Tenho um claro trauma com as fotos. Já aqui referi o episódio da minha profissão de fé em que fui retratada com a pior marrafa de sempre.
Mas o trauma é de uma sequência de fenómenos da minha vida que não me deixam vontade nenhuma de estar perante uma objectiva.
Tudo começou com o meu baptizado. Desse momento, claramente, não me consigo recordar. A minha mãe conta que fui baptizada à pressa. Um bicharoco qualquer mordeu-me, penso que uma centopeia e fiquei com febre e um inchaço tão grande no pescoço, que dada a elevada taxa de mortalidade infantil da época todos acharam que eu ia morrer. Então a minha mãe pediu com urgência o baptizado. O Padre João Lourenço que baptizou todos os meus irmãos, nessa altura estava fora da ilha e ela recorreu-se então ao Padre José Maria que era pároco na freguesia dos Cedros. O meu padrinho Cabral estava a mergulhar de escafandro na Fajã Grande, na apanha do sargaço e foi chamado com urgência para o evento. Conta a minha mãe que passou ainda por Santa Cruz para me comprar o vestido de baptizado. Fotografo? Ninguém se lembrou de tal coisa perante o risco de vida ou morte que eu vivia. Além de que maquinas fotográficas na família não existiam. Ainda bem! Senão teria fotos de mim com um pescoço monstruoso embrulhado em panos e umas bochechas rosadas da febre! Deus me livre! Sobrevivi a esse grande momento da minha vida e sem qualquer fotografia para recordar.

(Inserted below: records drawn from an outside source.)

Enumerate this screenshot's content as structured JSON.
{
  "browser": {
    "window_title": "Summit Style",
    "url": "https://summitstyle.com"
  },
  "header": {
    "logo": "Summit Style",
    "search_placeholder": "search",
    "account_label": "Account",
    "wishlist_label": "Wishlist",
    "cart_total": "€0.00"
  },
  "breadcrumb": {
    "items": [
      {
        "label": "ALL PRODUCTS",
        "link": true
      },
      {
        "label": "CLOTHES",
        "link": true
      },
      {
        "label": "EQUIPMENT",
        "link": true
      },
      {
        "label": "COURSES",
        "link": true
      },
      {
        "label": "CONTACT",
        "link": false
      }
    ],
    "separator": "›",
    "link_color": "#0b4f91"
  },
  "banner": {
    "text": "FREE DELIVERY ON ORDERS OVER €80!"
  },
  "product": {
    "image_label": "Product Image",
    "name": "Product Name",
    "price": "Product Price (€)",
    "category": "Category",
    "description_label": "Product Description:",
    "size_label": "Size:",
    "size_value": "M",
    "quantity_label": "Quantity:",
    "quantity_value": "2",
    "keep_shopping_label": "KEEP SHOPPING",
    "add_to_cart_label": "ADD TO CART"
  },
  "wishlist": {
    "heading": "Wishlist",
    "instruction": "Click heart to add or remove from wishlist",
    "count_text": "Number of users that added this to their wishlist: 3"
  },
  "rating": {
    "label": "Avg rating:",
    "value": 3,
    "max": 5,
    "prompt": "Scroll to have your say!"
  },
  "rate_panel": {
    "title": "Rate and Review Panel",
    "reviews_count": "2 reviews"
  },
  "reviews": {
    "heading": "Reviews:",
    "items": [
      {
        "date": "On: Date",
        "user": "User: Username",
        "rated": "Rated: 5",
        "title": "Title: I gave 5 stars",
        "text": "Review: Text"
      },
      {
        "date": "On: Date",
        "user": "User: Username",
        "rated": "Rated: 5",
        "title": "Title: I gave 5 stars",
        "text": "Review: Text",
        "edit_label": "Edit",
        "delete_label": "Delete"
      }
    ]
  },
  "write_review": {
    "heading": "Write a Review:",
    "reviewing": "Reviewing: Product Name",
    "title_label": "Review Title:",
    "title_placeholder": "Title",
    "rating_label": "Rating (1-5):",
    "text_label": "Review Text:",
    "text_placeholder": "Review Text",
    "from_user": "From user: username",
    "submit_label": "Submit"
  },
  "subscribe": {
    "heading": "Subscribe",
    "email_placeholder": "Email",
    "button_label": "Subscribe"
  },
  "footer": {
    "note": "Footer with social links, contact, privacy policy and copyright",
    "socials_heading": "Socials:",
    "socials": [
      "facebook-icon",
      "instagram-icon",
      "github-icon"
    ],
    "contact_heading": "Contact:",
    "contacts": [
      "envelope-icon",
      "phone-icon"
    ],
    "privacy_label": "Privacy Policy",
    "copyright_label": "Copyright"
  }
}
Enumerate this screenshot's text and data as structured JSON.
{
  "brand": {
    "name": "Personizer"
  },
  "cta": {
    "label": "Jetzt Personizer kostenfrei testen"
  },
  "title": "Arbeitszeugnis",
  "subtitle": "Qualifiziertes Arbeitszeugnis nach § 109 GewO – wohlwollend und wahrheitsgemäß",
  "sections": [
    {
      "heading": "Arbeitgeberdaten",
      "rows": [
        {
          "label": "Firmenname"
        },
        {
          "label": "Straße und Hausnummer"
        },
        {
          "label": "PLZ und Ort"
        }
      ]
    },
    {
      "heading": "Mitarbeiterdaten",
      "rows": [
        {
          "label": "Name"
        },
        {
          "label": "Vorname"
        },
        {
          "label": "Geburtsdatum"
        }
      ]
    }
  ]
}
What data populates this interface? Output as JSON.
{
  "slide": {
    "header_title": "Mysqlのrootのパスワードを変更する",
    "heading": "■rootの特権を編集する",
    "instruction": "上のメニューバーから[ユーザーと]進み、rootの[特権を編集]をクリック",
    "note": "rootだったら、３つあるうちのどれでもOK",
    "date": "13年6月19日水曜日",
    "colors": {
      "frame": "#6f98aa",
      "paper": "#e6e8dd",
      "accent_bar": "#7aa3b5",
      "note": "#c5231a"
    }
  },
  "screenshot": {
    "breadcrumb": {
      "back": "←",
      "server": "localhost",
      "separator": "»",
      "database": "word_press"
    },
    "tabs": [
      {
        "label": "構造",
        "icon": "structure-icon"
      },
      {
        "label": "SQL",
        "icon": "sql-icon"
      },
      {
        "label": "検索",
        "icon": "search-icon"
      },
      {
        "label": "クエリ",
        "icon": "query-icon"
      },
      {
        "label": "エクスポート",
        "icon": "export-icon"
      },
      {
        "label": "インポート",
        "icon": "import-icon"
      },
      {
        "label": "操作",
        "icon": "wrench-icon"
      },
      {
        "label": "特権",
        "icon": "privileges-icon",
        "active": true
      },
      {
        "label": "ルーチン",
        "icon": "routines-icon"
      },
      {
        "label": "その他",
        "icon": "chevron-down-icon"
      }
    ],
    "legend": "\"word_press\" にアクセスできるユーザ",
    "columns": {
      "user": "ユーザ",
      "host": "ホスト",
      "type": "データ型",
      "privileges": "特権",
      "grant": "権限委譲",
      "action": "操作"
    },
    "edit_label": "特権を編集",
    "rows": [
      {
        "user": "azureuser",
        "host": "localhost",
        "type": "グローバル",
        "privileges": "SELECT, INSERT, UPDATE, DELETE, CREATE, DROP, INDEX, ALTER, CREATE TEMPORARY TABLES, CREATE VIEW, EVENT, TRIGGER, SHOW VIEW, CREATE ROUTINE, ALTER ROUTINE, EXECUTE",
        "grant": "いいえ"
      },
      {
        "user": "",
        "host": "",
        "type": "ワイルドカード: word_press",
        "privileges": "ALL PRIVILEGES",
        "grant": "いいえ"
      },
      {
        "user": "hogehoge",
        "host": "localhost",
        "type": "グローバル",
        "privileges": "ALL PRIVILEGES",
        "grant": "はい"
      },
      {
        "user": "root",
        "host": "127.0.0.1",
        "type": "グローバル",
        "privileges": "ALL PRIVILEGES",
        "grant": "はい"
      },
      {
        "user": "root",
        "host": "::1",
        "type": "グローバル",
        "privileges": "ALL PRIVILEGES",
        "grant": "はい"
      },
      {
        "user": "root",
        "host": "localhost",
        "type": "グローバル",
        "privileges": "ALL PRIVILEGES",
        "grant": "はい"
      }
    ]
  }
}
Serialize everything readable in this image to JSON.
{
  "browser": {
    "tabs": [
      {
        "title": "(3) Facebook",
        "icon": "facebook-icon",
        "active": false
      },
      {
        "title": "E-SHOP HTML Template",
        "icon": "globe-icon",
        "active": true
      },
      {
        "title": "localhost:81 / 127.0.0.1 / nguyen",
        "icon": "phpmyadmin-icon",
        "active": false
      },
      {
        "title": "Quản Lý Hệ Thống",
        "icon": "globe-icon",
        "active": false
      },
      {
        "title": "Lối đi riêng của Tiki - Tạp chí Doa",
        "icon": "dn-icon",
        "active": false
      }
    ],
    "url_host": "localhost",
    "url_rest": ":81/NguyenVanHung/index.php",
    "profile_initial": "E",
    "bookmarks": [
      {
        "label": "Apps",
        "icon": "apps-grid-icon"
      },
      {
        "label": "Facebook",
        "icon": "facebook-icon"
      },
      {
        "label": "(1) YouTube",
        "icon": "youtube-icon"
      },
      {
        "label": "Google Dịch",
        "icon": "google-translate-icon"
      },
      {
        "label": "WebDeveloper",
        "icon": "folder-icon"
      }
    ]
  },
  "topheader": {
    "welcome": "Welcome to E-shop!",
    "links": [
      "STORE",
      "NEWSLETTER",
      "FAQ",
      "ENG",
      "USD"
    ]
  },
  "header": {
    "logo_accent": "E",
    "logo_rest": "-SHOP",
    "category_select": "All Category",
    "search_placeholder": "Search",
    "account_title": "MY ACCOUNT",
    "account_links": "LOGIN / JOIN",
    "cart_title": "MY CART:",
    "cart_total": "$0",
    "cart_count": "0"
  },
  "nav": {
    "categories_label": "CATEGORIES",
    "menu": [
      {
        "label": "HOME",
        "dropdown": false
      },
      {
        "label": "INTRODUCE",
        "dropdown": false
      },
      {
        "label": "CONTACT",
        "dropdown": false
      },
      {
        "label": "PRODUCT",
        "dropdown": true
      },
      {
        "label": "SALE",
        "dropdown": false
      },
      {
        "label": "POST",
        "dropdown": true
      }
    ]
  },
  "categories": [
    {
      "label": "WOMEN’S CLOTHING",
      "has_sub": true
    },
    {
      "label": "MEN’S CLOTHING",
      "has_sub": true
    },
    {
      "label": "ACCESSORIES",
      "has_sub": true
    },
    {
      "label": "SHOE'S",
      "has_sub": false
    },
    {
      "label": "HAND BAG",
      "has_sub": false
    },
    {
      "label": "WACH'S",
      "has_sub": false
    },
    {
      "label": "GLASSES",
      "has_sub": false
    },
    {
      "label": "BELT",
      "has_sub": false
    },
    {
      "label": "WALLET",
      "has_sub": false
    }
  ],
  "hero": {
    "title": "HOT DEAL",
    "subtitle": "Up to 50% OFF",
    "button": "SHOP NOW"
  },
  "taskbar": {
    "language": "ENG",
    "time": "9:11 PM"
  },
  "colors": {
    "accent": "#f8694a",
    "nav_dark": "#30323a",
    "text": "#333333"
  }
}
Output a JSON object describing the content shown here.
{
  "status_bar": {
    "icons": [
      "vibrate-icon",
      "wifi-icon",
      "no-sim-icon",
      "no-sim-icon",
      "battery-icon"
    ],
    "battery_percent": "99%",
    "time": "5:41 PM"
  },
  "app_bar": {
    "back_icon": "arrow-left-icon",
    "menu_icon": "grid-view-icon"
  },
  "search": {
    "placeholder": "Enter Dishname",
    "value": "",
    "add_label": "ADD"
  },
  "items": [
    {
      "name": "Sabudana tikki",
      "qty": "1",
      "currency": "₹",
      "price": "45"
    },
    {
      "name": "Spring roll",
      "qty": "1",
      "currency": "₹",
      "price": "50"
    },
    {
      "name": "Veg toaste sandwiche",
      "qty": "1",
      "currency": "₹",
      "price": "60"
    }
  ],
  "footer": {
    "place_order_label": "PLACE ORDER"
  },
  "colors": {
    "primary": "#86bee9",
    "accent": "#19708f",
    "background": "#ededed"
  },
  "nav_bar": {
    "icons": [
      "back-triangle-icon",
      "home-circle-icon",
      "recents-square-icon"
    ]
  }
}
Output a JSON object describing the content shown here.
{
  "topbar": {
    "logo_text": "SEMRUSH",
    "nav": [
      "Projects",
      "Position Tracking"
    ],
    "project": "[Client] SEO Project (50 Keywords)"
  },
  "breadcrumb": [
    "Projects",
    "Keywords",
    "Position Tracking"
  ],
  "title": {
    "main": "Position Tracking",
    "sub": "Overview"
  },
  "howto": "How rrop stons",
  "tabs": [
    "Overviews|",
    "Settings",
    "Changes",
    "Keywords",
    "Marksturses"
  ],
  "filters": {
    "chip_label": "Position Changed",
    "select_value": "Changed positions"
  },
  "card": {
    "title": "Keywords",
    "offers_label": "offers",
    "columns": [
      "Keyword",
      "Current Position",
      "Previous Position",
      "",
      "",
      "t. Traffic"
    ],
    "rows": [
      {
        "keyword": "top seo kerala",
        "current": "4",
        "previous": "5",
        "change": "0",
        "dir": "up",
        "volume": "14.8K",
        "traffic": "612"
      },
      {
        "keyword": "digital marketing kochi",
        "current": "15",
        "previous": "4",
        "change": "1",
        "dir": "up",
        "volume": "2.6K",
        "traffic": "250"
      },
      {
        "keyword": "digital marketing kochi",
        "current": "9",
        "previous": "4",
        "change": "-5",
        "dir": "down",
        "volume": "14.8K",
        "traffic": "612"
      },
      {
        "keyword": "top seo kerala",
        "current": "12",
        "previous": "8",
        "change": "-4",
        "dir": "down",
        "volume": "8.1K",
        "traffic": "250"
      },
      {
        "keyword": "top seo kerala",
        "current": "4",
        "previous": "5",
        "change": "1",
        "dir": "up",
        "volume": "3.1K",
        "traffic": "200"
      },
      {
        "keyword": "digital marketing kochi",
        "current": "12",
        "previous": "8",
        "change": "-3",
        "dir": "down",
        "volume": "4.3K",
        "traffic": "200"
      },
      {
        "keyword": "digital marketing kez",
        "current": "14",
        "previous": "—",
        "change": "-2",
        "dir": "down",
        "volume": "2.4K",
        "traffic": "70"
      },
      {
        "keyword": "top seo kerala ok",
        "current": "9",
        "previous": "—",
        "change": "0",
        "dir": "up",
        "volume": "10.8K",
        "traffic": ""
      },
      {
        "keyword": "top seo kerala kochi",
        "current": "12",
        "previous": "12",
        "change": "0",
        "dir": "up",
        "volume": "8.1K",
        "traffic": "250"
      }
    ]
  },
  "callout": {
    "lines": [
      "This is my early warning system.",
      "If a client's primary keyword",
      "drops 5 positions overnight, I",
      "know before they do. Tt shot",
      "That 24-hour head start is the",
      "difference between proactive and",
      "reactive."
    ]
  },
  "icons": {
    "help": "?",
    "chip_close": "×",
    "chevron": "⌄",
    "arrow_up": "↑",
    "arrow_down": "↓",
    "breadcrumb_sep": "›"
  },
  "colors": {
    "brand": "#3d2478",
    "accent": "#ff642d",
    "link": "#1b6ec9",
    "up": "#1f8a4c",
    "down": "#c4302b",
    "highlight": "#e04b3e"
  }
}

Mais tarde, na minha primeira comunhão, eu estava uma princesa cheia de vaidade. O vestido era praticamente novo, só o tinha usado uma vez numa coroação. A minha mãe tinha comprado uns ganchos do cabelo novos, com umas florzinhas brancas com perolas incrustadas que me seguravam apenas duas mexas de cabelo e o resto estava solto a cobrir me as costas. Tinhas uns sapatos brancos de verniz que tinham vindo numa encomenda do Canadá sobre os quais eu rodopiava e fazia rodar o vestido. Foi uma cerimónia muito bonita com direito a fotógrafo na igreja. Semana seguinte a minha mãe foi a Santa Cruz para levantar as fotografias, com muito esforço porque as fotografias eram um luxo, saíam caras a pessoas de poucas posses. Chegou a casa de mãos a abanar, tinham “queimado” todas. Não havia sequer uma para contar história.
Mais tarde, na minha adolescência quis comprar a minha primeira máquina fotográfica com o dinheiro que recebi de oferta na minha comunhão solene. Era uma Panasonic, salvo erro. Custou-me sete mil e quinhentos escudos. Uma pequena fortuna! Os rolos para a máquina custavam outra pequena fortuna. Revelar as fotos era outra pequena fortuna. Com essa máquina, poucas foram as fotos que não queimaram.
Resumidamente da minha infância guardo religiosamente a meia dúzia de fotos, da minha adolescência excluindo aquelas que não quero exibir para ninguém resta-me outra meia dúzia. Fotogenia não é certamente o meu forte!
Ps - no meu 18º aniversário a minha prima e amiga Maria Emília fez-me o favor de me tirar bastantes! Bem… mas o meu cabelo… nem vos conto!!! E desta vez juro que o corte não foi meu!!